By Jim Ellis July 31, 2019 — The announcement that Dan Coats is resigning as Director of National Intelligence and Texas Rep. John Ratcliffe (R-Heath/Rockwall) being nominated to replace him creates another open House seat. Now within the space of just one week, the number of open congressional seats for the next election has jumped from 10 to 14.
It is likely that Ratcliffe will go through the confirmation process well into November, meaning Gov. Greg Abbott (R) will call a special election to fill the balance of the current term upon the nominee’s confirmation. Looking ahead, it is likely the special general could fall on March 3, which is the day of the 2020 Texas primary, which means that the candidates would be running to simultaneously fill the current term and for the 2020 party nomination. The confirmation process and calendar, however, will largely dictate if such a schedule will happen.
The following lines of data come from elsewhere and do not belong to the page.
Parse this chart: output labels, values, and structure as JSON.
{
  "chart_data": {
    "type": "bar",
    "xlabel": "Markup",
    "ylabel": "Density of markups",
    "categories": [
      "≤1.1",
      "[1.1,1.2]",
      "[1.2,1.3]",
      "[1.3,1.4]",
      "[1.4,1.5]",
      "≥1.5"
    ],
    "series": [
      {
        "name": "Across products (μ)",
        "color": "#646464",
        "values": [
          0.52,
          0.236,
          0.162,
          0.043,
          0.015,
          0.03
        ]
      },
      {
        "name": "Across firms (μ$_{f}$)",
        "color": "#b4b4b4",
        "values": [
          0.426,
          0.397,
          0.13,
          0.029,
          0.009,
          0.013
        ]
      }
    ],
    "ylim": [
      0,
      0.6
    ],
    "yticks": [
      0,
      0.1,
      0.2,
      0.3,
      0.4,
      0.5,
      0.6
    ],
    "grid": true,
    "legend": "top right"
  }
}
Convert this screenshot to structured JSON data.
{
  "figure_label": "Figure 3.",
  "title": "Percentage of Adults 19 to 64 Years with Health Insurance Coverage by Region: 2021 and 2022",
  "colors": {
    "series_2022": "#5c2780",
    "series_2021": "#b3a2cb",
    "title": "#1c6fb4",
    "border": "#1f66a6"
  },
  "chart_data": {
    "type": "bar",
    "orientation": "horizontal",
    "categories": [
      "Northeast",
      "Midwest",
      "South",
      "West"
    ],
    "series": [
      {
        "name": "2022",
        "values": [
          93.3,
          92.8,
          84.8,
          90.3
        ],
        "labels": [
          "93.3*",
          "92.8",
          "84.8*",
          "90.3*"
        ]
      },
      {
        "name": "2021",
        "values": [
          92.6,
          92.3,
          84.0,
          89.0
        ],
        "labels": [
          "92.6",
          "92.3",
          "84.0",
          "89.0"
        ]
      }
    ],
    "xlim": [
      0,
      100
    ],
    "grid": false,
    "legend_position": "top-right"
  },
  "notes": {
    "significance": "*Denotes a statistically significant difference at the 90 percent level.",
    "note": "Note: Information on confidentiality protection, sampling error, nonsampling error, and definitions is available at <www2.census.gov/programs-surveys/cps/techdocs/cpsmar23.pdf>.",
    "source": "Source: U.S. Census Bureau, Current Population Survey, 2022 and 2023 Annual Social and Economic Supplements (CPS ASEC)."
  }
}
John Ratcliffe was elected to the House in 2014, after he defeated 34-year congressional veteran Ralph Hall (R-Rockwall) in that year’s Republican primary. He was easily elected in the three subsequent general elections and posted a 76 percent victory last November.
Texas’ 4th District begins at Texarkana on the Texas/Arkansas border, encompasses the counties that touch the northwest Louisiana boundary, and then moves westward and well north of Dallas along the Red River and Oklahoma state line.
The district encompasses 16 counties and parts of two others, containing the population centers of Rockwall/Heath, Texarkana, and Greenville. CD-4 is safely Republican. President Trump carried the district by better than a 3:1 ratio (75-21 percent), making it his third best district among Texas’ 36 seats and behind only two CDs in the western part of the state.
The Ratcliffe district is not likely to be competitive in a general election, but the Republican primary expects to be a major political battle. Two state senators jointly represent almost all of the CD: state Sens. Bob Hall (R-Rockwall) and Bryan Hughes (R-Mineola).
The latter man’s home is just outside the 4th District boundaries, but his state Senate seat, which is close to 15 percent larger than Texas congressional districts in population, covers the entire eastern section of the Ratcliffe CD. Sen. Hall, on the other hand, represents the population heart of the congressional seat: the counties in and around the city of Rockwall, which is now virtually an outer Dallas suburb.
At this point, neither man has indicated that he would run for the open congressional seat, and there will be several other state representatives, local officials, and prominent business leaders who are likely to enter the GOP primary. As an aside, Texas has staggered state Senate terms for its members; therefore, Sen. Hall would not have to risk his Senate seat to run for Congress, but Sen. Hughes would.
Texas now has two open seats, since Houston-area Rep. Pete Olson (R-Sugar Land) was one of the three members to announce his or her retirement last week.
Because the Olson seat would be much more competitive in the general election, we can expect those outside groups looking to convert or protect a seat to focus there, and in as many as eight challenger races throughout the state. This likely means the 4th District’s eventual Republican nominee becomes the prohibitive favorite to win both the special election and the regular November 2020 vote in virtually unencumbered fashion.